SIMON: Based on what was reported about the oral arguments, it seems like the Voting Rights Act might be in trouble.

TOTENBERG: I'd say dead meat. I'd be wildly astonished if Section 5 of the Voting Rights Act, the free clearance section, survives this iteration of legal arguments. And just four years ago, when the court upheld the Voting Rights Act, it held its nose and said, Congress, you better take a serious look at this law and see if the formula for who's covered needs changing. And Congress, of course, didn't change it. So, it was pretty hostile questioning from the conservative wing of the court. And that's five justices I could count pretty clearly.

SIMON: A lot has been written from the questions that came from Justice Scalia.

TOTENBERG: Well, Justice Scalia drew quiet gasps in the courtroom, which are pretty rare, when he suggested that the reason that there was almost no dissent in Congress on reauthorizing the law is that it was essentially so politically incorrect to be against the Voting Rights Act that nobody had any interest in being against it, and that therefore the court shouldn't really defer to Congress.
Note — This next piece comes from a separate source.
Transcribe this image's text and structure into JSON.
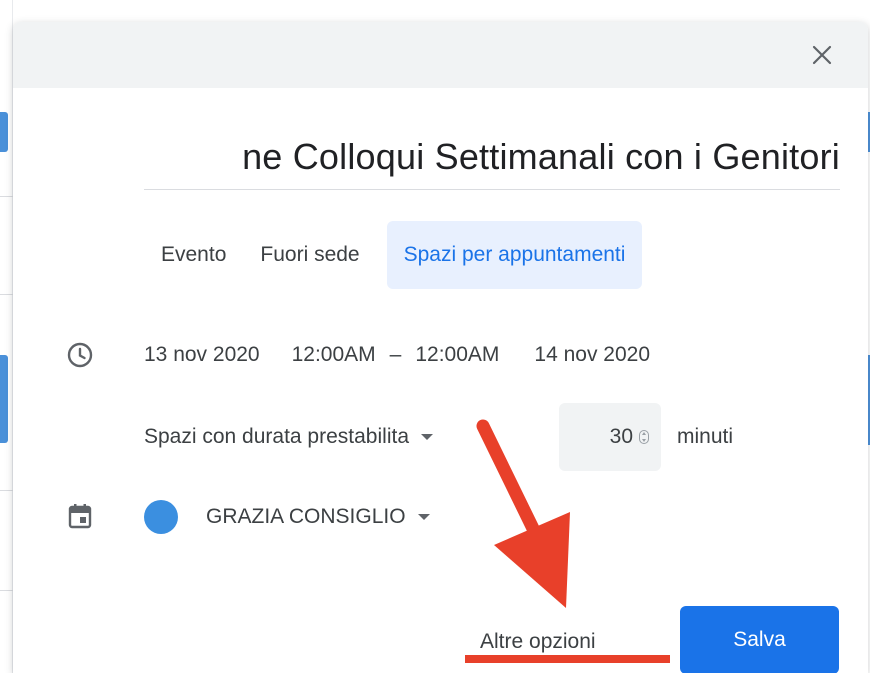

And he said this is a perpetuation of racial entitlement. And using the phrase racial entitlement to apply to the right to vote surprised some people.

SIMON: And other big issue before the court: same-sex marriage. Two cases are coming up later this month. What's the significance of the brief that the Obama administration have filed?

TOTENBERG: Well, you know, the president has moved his own position from - originally in his life as a presidential candidate or president, he basically said I'm personally for gay marriage but leave it up to the states. In this brief, which I'm told he personally supervised, he has come almost full circle but not quite. He's saying gay people should have the same rights to marry as anybody else, but he doesn't go so far as to say it's a fundamental constitutional right. And because this case comes from California and the court only has to decide a case about California, he points the court in the direction of doing that. And the subtle message here is eventually these laws all over the country we think shouldn't survive, but for now let's do this a bit slowly so we don't get everybody in a complete fit.

SIMON: NPR legal affairs correspondent Nina Totenberg. Thanks so much, Nina.